New barbecue joint breaks from tradition with cocktails, all-female servers and a new take on Southern cooking
The quest to establish a destination barbecue joint inside the loop has begun, and Midtown is the first beneficiary.
The Republic Smokehouse & Saloon has quietly begun its soft-opening phase. The restaurant from the Landmark Houston Hospitality Group (Hearsay Gastro Lounge, Mr. Peeples), which was first revealed by CultureMap in January, replaces Blackfinn in the section of Midtown that's in the middle of a mini-boom fueled by the opening of Oporto Fooding House & Wine and the imminent arrivals of Izakaya and Fluff Bake Bar.
The all-female service staff wear uniforms that are a Texas riff on the outfits seen at Twin Peaks: cut-off jean shorts and brightly-colored plaid tops.
While the name includes the word smokehouse and the menu prominently features a full selection of smoked meat, The Republic is no ordinary barbecue joint. The restaurant's look, dark wood with limestone accents and Texas-style paraphernalia like Longhorns and vintage pistols on the walls, is the most traditional thing about the restaurant.
The biggest break with tradition is that The Republic offers full-service and a full liquor license: no standing in line required. Chasing barbecue with a cold beer or sweet tea may be standard, but the restaurant adds a full cocktail menu (all $10 or less) and wine to the mix. The all-female service staff wear uniforms that are a Texas riff on the outfits seen at Twin Peaks: cut-off jean shorts and brightly-colored plaid tops.

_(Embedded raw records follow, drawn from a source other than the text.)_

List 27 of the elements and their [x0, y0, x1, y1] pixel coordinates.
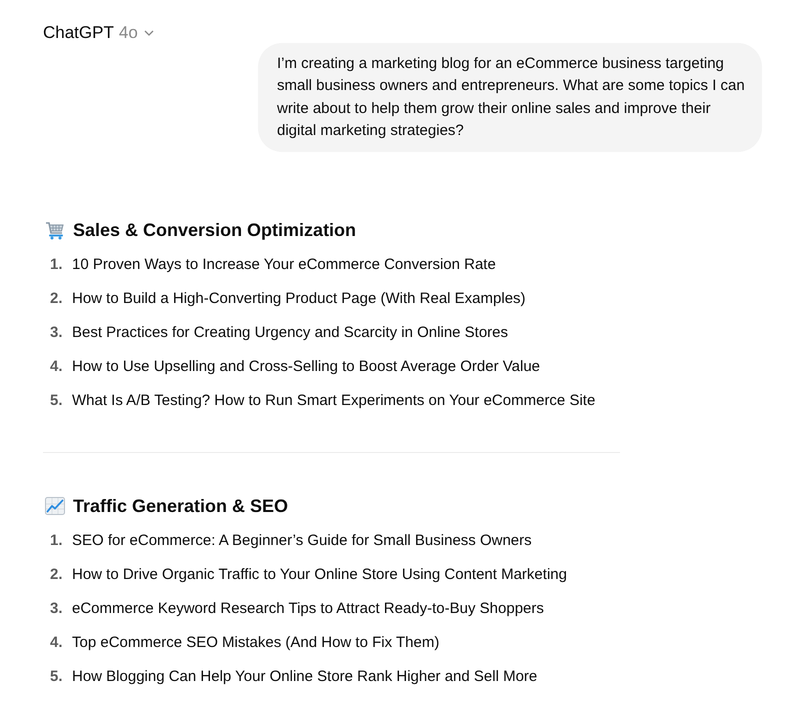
list-number: 3. [50, 322, 64, 343]
list-number: 2. [50, 564, 64, 585]
list-number: 4. [50, 356, 64, 377]
topic-title: eCommerce Keyword Research Tips to Attract Ready-to-Buy Shoppers [72, 599, 544, 620]
list-number: 4. [50, 632, 64, 653]
topic-title: SEO for eCommerce: A Beginner’s Guide for Small Business Owners [72, 531, 532, 552]
model-selector[interactable]: ChatGPT 4o [43, 22, 154, 43]
topic-title: Best Practices for Creating Urgency and Scarcity in Online Stores [72, 323, 508, 344]
section-heading: Sales & Conversion Optimization [73, 219, 356, 242]
list-number: 3. [50, 598, 64, 619]
topic-title: How Blogging Can Help Your Online Store Rank Higher and Sell More [72, 667, 538, 688]
topic-title: How to Drive Organic Traffic to Your Online Store Using Content Marketing [72, 565, 567, 586]
list-number: 1. [50, 530, 64, 551]
list-number: 5. [50, 390, 64, 411]
topic-title: What Is A/B Testing? How to Run Smart Experiments on Your eCommerce Site [72, 391, 596, 412]
line-chart-icon [45, 496, 65, 516]
topic-title: How to Use Upselling and Cross-Selling to Boost Average Order Value [72, 357, 540, 378]
topic-title: Top eCommerce SEO Mistakes (And How to Fix Them) [72, 633, 440, 654]
topic-title: 10 Proven Ways to Increase Your eCommerce Conversion Rate [72, 255, 496, 276]
list-number: 2. [50, 288, 64, 309]
section-heading: Traffic Generation & SEO [73, 495, 288, 518]
list-number: 1. [50, 254, 64, 275]
user-message-text: I’m creating a marketing blog for an eCommerce business targeting small business owners and entrepreneurs. What are some topics I can write about to help them grow their online sales and improve their digital marketing strategies? [277, 54, 746, 141]
chevron-down-icon [144, 30, 154, 36]
topic-title: How to Build a High-Converting Product Page (With Real Examples) [72, 289, 526, 310]
list-number: 5. [50, 666, 64, 687]
shopping-cart-icon [45, 220, 65, 240]
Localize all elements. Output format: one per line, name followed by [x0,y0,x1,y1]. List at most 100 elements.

The Twin Peaks vibe extends to the 28 TVs that hang from just about every wall, including four on the patio. Next to the entrance, diners will find a stage that will host live music every Thursday through Saturday. And yes, the restaurant has already secured the necessary dance hall permit, so expect to see revelers getting their groove on.
Turning to the food, the extensive menu by features a full range of entrees, appetizers, sandwiches and even flatbreads created by executive chef Matt Knotts.
"I didn't leave anyone out," general manager Angel Rios says with a grin. Vegetarians might consider a smoked mushroom sandwich or grilled portabella entree. Pescetarians have both hot smoked salmon and fried catfish to choose from. The menu includes several unexpected proteins like smoked quail, duck and veal shank.
As part of a commitment to Southern hospitality, Knotts is making almost everything in house; that includes milling his own cornmeal for grits, using smoked duck to make duck sausage and tossing leftover burnt ends into the barbecue beans.
While Republic will throw mushrooms and salmon in its smokers, it's already serving credible Texas barbecue, too. Credit for that goes to Cedric Williams, who served as pitmaster at the celebrated Williams Smokehouse until a fire destroyed it in 2007.
He displays a quiet enthusiasm about being back in the barbecue business. "It's very rewarding, because this is what I love to do," Williams says. "This is what I've been doing for most of my adult life. It feels like home to me."
At a tasting with Rios and Knotts, I found that Republic is off to a strong start. The brisket already shows well-rendered fat and proper moisture; a massive beef rib fairly fell off the bone and was imbued with a deep smokiness. Pork ribs, turkey, chicken, pulled pork, ham and two kinds of sausage are all available as plates; most of the meats are available as sandwiches, too.
From Knotts' side of the menu, highlights included the smoked duck breast and a smoked quail over stewed okra— yes, that's an actual green vegetable at a barbecue joint — that Knotts says he learned to cook from his grandmother.
While Knotts may not have Williams' history with barbecue, he grew up around Southern flavors thanks to his upbringing in the Houston area and family in Mississippi. The chef, who trained at both the Culinary School of the Rockies and the Culinary Institute of America in New York, has accepted his first executive chef job after stints at places like Batanga and Hearsay on the Green. He brings chef-driven techniques to the menu.
As part of a commitment to Southern hospitality, Knotts is making almost everything in house; that includes milling his own cornmeal for grits, using smoked duck to make duck sausage and tossing leftover burnt ends into the barbecue beans. The Reuben sandwich uses pastrami that's smoked and brined in-house, too.
Desserts at most barbecue places may be an afterthought, but pastry chef Efrain Roman ensures that Republic's stand out. For example, the popcorn milkshake is made with house-made corn ice cream and decorated with caramel popcorn. House made strawberry ice cream tops the funnel cake.
Taken together, The Republic seems poised to become a restaurant that offers an appealing mix of options: barbecue sandwiches and plates to office dwellers at lunch, barbecue-inspired mains at dinner and enough bar snacks and flatbreads to keep the late night crowd satisfied.